Но довольно о двух мальчиках. Поговорим лучше об Эзау Матте! Я не стыжусь того времени, оно было неизбежно, и пусть даже в нем главенствовал осязаемый мальчик, где-то кто-то не зевал, а не зевал как раз неосязаемый, и он нанизывал все впечатления на проволоку, знаете, такой проволочный штырь, его еще употребляли мелочные торговцы, чтобы нанизывать на него записки с пожеланиями своих покупателей.

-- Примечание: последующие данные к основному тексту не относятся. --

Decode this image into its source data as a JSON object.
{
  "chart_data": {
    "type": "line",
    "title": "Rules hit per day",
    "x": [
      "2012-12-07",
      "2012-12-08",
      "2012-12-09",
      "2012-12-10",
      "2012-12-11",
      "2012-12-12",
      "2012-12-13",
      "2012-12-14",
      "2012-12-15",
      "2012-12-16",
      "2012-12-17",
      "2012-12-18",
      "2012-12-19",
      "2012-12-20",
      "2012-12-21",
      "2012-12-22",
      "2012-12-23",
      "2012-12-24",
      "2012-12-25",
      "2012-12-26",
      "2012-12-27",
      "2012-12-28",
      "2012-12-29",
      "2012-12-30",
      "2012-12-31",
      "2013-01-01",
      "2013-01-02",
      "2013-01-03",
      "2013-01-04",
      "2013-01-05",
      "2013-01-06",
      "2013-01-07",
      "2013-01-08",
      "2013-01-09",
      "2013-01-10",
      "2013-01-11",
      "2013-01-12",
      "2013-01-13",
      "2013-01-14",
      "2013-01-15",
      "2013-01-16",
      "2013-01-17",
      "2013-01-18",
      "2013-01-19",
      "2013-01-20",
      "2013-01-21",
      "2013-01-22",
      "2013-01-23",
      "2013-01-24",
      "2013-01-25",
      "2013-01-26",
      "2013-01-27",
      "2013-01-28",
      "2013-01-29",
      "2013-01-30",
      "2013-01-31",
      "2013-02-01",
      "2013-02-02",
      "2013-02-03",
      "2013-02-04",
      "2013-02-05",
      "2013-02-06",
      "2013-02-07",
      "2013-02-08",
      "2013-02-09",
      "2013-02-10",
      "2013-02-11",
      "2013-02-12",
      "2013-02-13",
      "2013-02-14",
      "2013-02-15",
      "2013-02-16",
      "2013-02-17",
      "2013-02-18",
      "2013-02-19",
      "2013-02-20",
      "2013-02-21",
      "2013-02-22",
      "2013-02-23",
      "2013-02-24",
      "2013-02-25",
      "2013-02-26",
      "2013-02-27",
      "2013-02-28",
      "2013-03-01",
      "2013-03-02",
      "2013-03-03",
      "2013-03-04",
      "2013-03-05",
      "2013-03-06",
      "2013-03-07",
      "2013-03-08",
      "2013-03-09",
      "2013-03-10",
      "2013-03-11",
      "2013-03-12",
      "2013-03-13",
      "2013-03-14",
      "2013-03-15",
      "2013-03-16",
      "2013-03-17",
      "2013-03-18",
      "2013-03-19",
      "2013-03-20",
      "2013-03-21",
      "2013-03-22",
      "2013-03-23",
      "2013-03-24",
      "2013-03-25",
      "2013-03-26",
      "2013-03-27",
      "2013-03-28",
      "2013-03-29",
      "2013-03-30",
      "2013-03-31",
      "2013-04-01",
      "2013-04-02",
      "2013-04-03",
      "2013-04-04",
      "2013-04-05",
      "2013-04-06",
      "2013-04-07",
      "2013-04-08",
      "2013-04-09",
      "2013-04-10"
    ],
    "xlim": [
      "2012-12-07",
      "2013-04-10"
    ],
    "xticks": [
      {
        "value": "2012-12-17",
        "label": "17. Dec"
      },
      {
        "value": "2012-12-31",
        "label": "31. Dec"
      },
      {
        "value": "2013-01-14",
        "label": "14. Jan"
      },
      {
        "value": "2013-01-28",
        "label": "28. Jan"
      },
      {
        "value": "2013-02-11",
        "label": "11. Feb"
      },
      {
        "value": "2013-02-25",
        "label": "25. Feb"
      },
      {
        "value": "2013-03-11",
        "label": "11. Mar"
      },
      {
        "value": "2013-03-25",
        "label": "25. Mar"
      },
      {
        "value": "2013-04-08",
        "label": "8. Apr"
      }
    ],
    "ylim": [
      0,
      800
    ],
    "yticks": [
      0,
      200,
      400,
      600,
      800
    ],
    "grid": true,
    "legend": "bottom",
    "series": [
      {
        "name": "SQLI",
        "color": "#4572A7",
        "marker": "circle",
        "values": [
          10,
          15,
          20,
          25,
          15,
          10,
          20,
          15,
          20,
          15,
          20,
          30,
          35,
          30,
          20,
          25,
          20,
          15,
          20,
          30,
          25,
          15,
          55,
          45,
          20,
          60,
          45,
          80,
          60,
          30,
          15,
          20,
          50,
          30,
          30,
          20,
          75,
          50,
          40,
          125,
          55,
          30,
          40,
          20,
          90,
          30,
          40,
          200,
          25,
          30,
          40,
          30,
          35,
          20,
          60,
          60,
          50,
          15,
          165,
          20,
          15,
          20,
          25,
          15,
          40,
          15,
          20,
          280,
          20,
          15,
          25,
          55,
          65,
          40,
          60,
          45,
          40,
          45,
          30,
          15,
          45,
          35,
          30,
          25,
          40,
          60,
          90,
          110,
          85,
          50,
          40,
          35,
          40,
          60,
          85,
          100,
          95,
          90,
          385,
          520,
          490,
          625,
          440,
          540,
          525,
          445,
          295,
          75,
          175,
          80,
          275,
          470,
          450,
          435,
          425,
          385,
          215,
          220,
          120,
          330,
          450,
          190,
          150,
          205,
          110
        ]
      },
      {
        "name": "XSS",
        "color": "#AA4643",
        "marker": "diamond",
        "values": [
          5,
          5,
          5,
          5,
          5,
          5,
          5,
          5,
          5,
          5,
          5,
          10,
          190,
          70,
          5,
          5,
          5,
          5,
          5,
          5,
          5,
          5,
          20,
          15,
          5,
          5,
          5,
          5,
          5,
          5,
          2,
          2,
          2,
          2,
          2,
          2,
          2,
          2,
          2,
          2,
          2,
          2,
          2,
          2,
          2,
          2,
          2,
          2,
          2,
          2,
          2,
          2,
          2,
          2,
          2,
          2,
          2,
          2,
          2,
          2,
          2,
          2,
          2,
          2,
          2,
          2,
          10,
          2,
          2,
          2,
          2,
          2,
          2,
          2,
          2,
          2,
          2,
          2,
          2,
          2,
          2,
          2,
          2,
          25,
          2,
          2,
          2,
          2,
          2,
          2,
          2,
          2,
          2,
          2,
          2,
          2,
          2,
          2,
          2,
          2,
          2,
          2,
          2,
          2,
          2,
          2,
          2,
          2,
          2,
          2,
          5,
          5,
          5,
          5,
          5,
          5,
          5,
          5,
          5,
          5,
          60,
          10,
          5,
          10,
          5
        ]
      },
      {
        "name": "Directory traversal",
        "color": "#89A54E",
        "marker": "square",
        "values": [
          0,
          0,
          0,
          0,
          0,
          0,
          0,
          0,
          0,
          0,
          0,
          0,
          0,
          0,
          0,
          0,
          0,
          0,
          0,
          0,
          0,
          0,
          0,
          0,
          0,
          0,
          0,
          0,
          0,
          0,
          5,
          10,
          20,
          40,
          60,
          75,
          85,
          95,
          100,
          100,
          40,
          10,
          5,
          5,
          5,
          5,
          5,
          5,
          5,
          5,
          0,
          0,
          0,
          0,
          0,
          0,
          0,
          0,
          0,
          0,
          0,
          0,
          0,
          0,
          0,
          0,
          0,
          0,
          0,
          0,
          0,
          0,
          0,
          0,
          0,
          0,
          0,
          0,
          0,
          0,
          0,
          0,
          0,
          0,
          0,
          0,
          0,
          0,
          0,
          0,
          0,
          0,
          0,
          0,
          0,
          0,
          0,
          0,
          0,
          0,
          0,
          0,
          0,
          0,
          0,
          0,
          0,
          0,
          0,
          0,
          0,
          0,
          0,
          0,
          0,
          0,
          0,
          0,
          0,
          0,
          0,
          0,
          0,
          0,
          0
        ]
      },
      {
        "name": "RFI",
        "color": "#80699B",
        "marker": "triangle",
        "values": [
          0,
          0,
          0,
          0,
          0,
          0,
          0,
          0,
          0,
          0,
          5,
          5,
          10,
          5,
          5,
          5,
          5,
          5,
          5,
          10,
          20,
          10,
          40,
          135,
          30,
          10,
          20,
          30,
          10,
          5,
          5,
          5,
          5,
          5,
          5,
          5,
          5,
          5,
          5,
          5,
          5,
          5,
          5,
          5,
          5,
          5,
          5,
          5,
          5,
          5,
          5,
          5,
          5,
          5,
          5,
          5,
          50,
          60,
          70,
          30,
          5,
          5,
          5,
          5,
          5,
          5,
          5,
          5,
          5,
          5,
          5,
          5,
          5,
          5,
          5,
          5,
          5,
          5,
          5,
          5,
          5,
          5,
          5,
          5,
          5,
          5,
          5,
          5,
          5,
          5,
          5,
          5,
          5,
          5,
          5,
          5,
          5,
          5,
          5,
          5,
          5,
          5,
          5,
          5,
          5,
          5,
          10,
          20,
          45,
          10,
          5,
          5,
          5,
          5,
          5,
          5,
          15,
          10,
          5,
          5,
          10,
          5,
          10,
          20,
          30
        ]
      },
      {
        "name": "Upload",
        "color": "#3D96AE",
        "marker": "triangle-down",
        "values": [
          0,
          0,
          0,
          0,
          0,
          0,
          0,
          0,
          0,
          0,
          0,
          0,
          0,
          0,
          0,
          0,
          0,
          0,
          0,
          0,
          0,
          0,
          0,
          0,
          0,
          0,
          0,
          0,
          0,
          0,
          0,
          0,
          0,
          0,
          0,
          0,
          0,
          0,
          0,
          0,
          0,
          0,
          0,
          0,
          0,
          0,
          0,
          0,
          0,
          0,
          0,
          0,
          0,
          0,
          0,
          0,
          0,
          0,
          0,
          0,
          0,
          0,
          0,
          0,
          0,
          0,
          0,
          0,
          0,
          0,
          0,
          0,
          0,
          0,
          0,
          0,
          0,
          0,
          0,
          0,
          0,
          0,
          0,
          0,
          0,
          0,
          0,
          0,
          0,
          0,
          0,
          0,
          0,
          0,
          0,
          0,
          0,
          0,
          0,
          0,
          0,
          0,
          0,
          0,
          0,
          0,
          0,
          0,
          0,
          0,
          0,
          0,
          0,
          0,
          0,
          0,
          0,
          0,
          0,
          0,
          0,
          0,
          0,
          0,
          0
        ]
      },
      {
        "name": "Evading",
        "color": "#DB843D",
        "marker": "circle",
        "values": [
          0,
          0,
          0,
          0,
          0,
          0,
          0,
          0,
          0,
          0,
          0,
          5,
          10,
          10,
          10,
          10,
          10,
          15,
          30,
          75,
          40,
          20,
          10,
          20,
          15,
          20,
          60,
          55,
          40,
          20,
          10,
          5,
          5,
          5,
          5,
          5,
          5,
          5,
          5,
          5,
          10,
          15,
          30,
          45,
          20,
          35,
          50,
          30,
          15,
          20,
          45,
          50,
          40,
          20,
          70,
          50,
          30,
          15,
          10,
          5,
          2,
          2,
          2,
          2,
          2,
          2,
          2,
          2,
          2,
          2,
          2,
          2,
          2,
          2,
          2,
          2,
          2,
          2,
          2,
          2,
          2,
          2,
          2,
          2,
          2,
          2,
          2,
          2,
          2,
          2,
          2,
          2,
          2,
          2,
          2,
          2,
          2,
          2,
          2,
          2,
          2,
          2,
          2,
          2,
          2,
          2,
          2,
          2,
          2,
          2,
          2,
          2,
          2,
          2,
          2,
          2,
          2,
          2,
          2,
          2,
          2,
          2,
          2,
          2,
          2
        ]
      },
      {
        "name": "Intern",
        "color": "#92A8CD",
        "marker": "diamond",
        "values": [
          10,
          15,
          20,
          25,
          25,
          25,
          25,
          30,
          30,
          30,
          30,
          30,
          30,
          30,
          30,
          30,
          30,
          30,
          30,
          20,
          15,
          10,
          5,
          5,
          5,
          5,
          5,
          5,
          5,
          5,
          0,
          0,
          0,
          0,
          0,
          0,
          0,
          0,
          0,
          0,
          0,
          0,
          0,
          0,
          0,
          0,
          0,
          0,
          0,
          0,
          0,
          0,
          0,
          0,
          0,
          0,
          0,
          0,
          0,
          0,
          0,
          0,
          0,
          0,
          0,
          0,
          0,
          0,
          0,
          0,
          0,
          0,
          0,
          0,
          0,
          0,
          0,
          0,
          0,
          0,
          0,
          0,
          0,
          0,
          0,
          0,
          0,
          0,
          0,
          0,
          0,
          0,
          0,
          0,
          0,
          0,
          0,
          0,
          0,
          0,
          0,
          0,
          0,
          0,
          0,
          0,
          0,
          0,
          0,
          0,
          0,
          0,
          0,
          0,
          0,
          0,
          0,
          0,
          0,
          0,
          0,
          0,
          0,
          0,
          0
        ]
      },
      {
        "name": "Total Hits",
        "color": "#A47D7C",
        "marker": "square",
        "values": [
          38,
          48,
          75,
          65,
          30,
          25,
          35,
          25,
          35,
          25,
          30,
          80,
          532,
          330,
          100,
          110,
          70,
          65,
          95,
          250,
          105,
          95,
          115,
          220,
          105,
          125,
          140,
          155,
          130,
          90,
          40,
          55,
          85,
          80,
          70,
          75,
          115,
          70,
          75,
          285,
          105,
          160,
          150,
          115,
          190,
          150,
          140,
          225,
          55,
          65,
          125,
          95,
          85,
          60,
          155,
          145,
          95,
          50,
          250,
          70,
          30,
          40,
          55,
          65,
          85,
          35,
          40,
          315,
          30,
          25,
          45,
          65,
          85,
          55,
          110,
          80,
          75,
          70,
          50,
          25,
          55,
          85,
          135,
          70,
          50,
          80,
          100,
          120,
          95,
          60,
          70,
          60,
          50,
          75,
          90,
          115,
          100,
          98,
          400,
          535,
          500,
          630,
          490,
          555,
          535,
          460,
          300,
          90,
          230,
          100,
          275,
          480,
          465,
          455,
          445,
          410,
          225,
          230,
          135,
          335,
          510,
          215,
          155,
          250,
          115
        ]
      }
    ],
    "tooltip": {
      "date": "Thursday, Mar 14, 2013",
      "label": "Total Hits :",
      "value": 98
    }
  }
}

Еще позже мне стало понятно, что сила, раскалывавшая меня пополам и побуждавшая писать, писать, писать, была безымянная сила, а если у кого хватит научного честолюбия, чтобы подыскивать ей имя, тот неизбежно выставит себя шарлатаном и обманщиком, ибо сила эта имеет имя, да и то смутное и неопределенное, лишь для тех, кого она гнетет и кем правит, а выразить это имя словами не дано никому. Как бы то ни было, упомянутая сила всю мою жизнь шагает рядом со мной, порой как утешительница, порой как обуза, порой как крылатый конь, порой как вьючный осел, порой как рай, порой как ад.